Отвечала ему башка бедная, тяжело вздохнув:

– Быть по твоему, богатырь удалой! Отопру тебе, только слушай меня: я не мертвый конь, – человек я живой!.. Зачарован я колдуном лихим, чтоб казаться таким всем людям честным… Отопру тебе я лишь с условием: если ты победишь врага лютого, – не забудь и меня, под подушкой его лежат ключики, – каждый весом в пуд: не забудь ты их, забери с собой! Как одним ты ключом отопрешь подвал; а в подвале том моя душенька, человечая. Она вылетит, возвратится ко мне, стану я опять добрым молодцем!.. Как второй-то ключ самого тебя из беды спасет: за ним заперта жизнь злодейская, – запасная жизнь чародейская… Если ты его, князь, и убьешь теперь да волшебный ключ позабудешь взять, жаба, мать его, из земли сырой тотчас выползет; ключ возьмет, – отопрет во норе своей ларчик спрятанный, где хранится у нее пузырек с водой, с не простой водой, – а с водой живой! Той водой она как дотронется до убитого, встрепенется он, и душа его возворотится… Оживет тогда злой колдун Черномор и погонится за тобою вслед. Жди тогда беды, горя лютого!

– Ну, болтай себе! – отвечал Иван. – Разболтался как пустой череп твой!.. Отпирай скорей, не замай меня!.. Расходилася, раззудилася рука крепкая молодецкая. Поиграть мечом захотелось мне!.. Уж как съезжу его вдоль по черепу, не поможет ему жабы знахарство: не восстанет он, не отдышится!

Отперлись ворота, в них проехал князь…

Он ударился прямо к терему, вызывал колдуна громким голосом:

– Эй, колдун, выходи! Дай померимся с тобой силою. Богу я помолюсь, а ты в помощь зови силу черную, чародейскую.

Услыхал Черномор, вскипел злобою! Он затрясся весь и дубину взял.

– Хорошо, молодец; мы померимся, – распотешимся! – он Ивану сказал, грянув ввстречу ему.

Тут Иван принимал грудью ворога; он кистень свой поднял, замахнулся им; в душе крест сотворил – и отвел от себя ту дубину врага!.. Налетал на него много раз Черномор; но Иван, все крестясь, с Божьей помощью поборол наконец злого недруга. Повалил он его и ногой ему наступил на грудь… Тогда вынул меч свой и им голову пополам раскроил колдуну!..»

Няня вдруг замолчала. Мы сидели, вытянув шеи, и не сводили с нее широко открытых глаз. Я помню, что я даже рот открыла от ожидания и страха за участь бедного Ивана-Богатыря. Всю сказку она говорила мерно, однообразным голосом и только последние слова проговорила сильнее, так что, когда она замолчала, у меня дух захватило в горле…

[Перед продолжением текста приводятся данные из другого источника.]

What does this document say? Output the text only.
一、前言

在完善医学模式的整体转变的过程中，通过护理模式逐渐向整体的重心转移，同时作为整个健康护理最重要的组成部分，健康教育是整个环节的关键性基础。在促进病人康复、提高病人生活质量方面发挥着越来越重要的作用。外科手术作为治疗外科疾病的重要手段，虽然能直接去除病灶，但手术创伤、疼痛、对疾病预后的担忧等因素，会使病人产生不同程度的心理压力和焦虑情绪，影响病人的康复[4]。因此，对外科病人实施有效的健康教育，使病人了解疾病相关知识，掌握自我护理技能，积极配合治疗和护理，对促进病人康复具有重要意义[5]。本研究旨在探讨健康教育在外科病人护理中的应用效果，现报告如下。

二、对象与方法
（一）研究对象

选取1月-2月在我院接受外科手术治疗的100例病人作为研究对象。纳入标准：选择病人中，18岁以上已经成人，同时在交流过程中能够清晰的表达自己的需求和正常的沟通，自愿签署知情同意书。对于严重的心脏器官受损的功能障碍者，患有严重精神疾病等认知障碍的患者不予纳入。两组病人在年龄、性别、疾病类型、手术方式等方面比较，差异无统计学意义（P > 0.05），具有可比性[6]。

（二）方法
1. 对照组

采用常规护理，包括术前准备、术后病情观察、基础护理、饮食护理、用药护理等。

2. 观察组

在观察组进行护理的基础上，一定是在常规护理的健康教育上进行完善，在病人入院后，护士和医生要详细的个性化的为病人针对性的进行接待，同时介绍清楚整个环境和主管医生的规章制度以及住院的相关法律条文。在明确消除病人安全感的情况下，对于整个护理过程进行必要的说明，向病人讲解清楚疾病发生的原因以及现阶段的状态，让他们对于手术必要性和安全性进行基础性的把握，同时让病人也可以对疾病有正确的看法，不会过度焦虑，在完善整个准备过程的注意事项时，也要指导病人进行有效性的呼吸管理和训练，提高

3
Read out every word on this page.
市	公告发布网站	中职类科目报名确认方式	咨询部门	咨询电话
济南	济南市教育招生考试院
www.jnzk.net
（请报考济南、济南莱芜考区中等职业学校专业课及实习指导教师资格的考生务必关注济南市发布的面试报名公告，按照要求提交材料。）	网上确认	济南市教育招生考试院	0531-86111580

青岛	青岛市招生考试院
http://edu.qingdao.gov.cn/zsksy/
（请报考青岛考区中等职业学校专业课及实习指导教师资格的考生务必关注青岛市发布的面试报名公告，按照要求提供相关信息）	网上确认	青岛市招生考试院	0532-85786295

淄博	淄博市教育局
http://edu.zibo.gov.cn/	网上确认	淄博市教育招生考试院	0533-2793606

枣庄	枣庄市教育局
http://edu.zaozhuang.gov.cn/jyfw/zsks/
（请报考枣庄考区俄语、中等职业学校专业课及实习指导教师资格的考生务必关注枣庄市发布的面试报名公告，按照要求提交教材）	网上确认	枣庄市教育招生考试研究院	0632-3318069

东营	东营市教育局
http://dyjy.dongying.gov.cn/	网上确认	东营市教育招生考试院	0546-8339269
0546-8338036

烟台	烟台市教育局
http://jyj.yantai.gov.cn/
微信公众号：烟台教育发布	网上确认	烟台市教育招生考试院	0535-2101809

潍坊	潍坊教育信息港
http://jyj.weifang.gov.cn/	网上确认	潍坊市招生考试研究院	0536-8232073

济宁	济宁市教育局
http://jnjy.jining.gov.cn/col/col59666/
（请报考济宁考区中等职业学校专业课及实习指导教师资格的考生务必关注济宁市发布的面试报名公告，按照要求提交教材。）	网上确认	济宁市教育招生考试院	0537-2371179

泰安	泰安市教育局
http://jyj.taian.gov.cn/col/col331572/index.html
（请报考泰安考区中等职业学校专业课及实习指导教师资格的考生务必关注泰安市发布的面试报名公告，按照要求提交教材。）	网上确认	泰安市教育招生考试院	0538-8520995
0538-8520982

– Няня! Что же ты? – тоскливо проговорила я.

Няня не шевельнулась. Она пристально смотрела на огонь и, казалось, о нас забыла. Пламя теперь уже не вспыхивало так ярко и светло как в начале ее рассказа, а обливало всех нас, в особенности морщинистое лицо няни красноватыми, неровными отблесками, которые таинственно перебегали по темной комнате; то вспыхивая, то потухая в самых отдаленных углах. Я припала к няне и опять спросила:

– Ну, что же дальше, няня? Говори же!

– Няня! Насточка! – пристала и Леля с Надей. – Что же ты остановилась?..

– А то, что довольно на сегодня, вот что! Будет с вас! – решительно сказала няня.

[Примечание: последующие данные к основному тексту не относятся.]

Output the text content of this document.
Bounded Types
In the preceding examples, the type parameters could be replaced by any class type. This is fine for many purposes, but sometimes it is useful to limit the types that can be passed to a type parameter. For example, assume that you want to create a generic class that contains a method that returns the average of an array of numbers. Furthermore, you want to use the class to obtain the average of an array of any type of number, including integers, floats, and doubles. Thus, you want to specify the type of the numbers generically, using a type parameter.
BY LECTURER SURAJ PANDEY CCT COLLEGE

– Да как же довольно? Где же поп? Где же уж?.. Как же можно сказки не кончить?

– А так и не кончу. Нехорошо детям сказок под ночь долго заслушиваться. Ишь, вон Верочка-то и глазенки на меня как выпучила, словно испугалась. Полно, родная моя! Ведь это сказка! Пустяк!..

– Ну, пустяк, так и доскажи до конца! – просила ее Леля.

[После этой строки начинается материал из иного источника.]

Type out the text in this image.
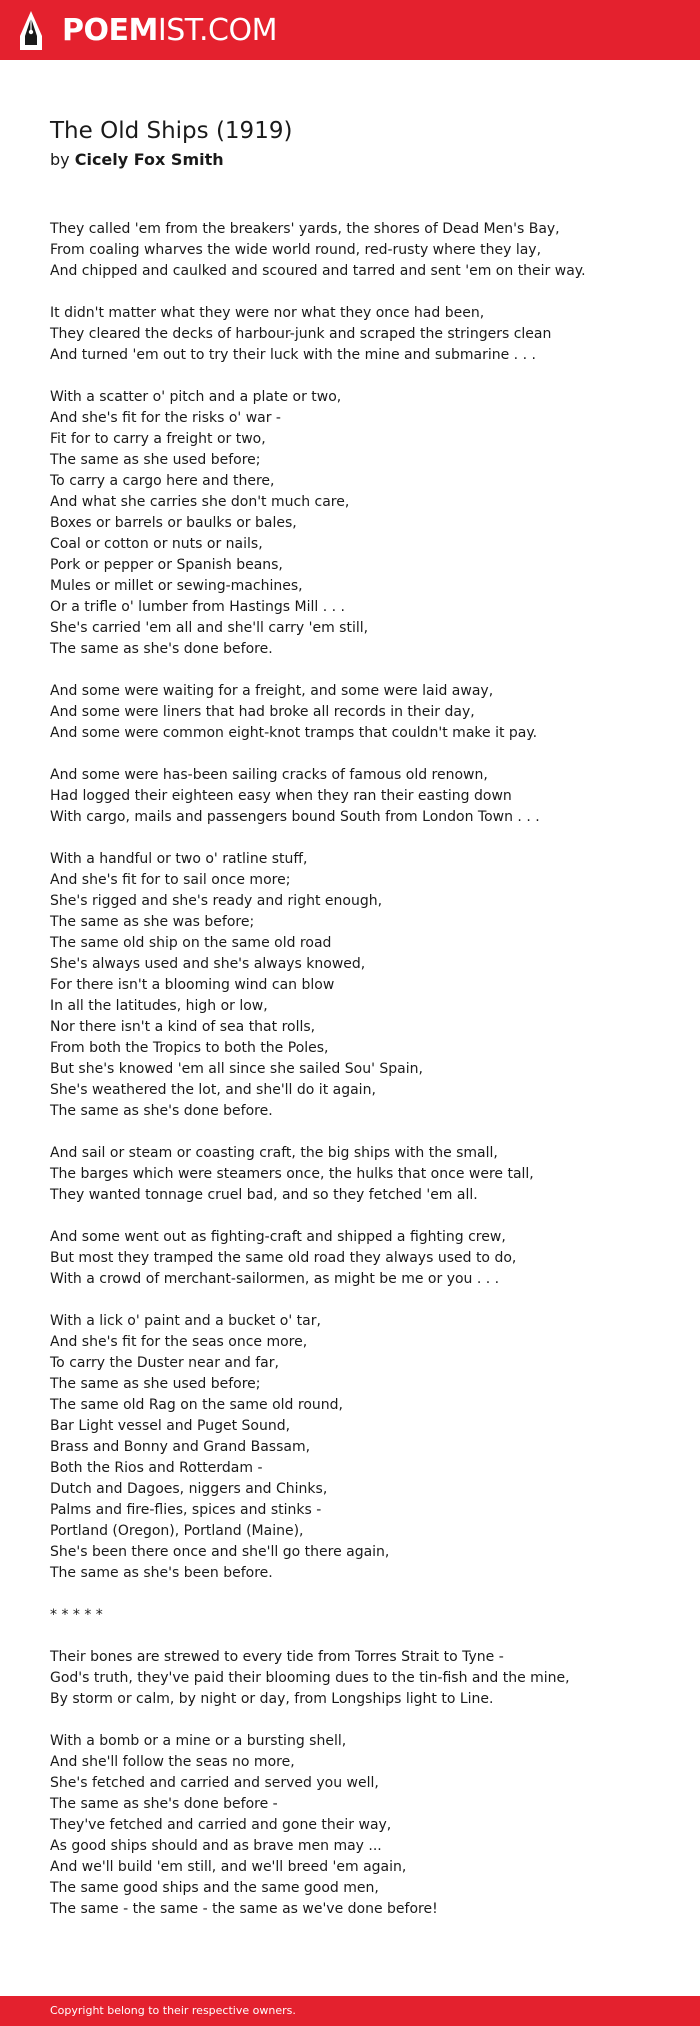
POEMIST.COM
The Old Ships (1919)
by Cicely Fox Smith
They called 'em from the breakers' yards, the shores of Dead Men's Bay,
From coaling wharves the wide world round, red-rusty where they lay,
And chipped and caulked and scoured and tarred and sent 'em on their way.
It didn't matter what they were nor what they once had been,
They cleared the decks of harbour-junk and scraped the stringers clean
And turned 'em out to try their luck with the mine and submarine . . .
With a scatter o' pitch and a plate or two,
And she's fit for the risks o' war -
Fit for to carry a freight or two,
The same as she used before;
To carry a cargo here and there,
And what she carries she don't much care,
Boxes or barrels or baulks or bales,
Coal or cotton or nuts or nails,
Pork or pepper or Spanish beans,
Mules or millet or sewing-machines,
Or a trifle o' lumber from Hastings Mill . . .
She's carried 'em all and she'll carry 'em still,
The same as she's done before.
And some were waiting for a freight, and some were laid away,
And some were liners that had broke all records in their day,
And some were common eight-knot tramps that couldn't make it pay.
And some were has-been sailing cracks of famous old renown,
Had logged their eighteen easy when they ran their easting down
With cargo, mails and passengers bound South from London Town . . .
With a handful or two o' ratline stuff,
And she's fit for to sail once more;
She's rigged and she's ready and right enough,
The same as she was before;
The same old ship on the same old road
She's always used and she's always knowed,
For there isn't a blooming wind can blow
In all the latitudes, high or low,
Nor there isn't a kind of sea that rolls,
From both the Tropics to both the Poles,
But she's knowed 'em all since she sailed Sou' Spain,
She's weathered the lot, and she'll do it again,
The same as she's done before.
And sail or steam or coasting craft, the big ships with the small,
The barges which were steamers once, the hulks that once were tall,
They wanted tonnage cruel bad, and so they fetched 'em all.
And some went out as fighting-craft and shipped a fighting crew,
But most they tramped the same old road they always used to do,
With a crowd of merchant-sailormen, as might be me or you . . .
With a lick o' paint and a bucket o' tar,
And she's fit for the seas once more,
To carry the Duster near and far,
The same as she used before;
The same old Rag on the same old round,
Bar Light vessel and Puget Sound,
Brass and Bonny and Grand Bassam,
Both the Rios and Rotterdam -
Dutch and Dagoes, niggers and Chinks,
Palms and fire-flies, spices and stinks -
Portland (Oregon), Portland (Maine),
She's been there once and she'll go there again,
The same as she's been before.
* * * * *
Their bones are strewed to every tide from Torres Strait to Tyne -
God's truth, they've paid their blooming dues to the tin-fish and the mine,
By storm or calm, by night or day, from Longships light to Line.
With a bomb or a mine or a bursting shell,
And she'll follow the seas no more,
She's fetched and carried and served you well,
The same as she's done before -
They've fetched and carried and gone their way,
As good ships should and as brave men may ...
And we'll build 'em still, and we'll breed 'em again,
The same good ships and the same good men,
The same - the same - the same as we've done before!
Copyright belong to their respective owners.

– Сказано не доскажу – и будет с тебя, вертунья! – рассердилась няня. – В другой раз окончу. Оправьтесь-ка да ступайте вниз: никак барин уж пришел в зал.

Конец няниной сказки

Только на следующий вечер узнали мы, что произошло впоследствии с Иваном и поповской дочкою.

«Захрапел Черномор, на Ивана взглянул – и издох! – так ровно через сутки продолжала упрямая наша старушка свой рассказ. – Тогда князь Иван-Богатырь отправился искать по терему красную девицу, совершенно забыв о наказе лошадиной головы, и насилу ее разыскал в высокой светелке: она спряталась там, ожидая, что придет злой колдун, и совершенно теряется при виде нежданного красавца. Он же, вообразив, что она от него «схоронилася», гневается, что девица так отвечает в благодарность за его подвиг и услугу и, рассердившись, даже не глядит на нее; а она не осмеливается, видя гнев его, объяснить ему, в чем было дело, и молча, послушно садится с ним на коня его. Так они доезжают до погоста, где Иван сдает поповну отцу ее и матери и, не слушая их благодарностей, возвращается «шагом тихим в свою отчину»… Между тем бедный молодец, «обороченный приворотом злым в коня мертвого», – т. е. та голова лошадиная, что предупреждала богатыря о ключах, – оказывается правой: едва выехал он, с Аннушкой за седлом, из ворот Черномора, как «жаба, мать его, из норы выползала своей, брала ключики те волшебные» и спешила скорей за водой живой. Вода эта мигом затянула раны и возвратила сына ее, чародея, к жизни, и он, недолго думая, погнался за Иваном, настиг его на мосту, у леска, возле его усадьбы, и, обратившись «в силу черную, силу страшную, заградил ему путь» и…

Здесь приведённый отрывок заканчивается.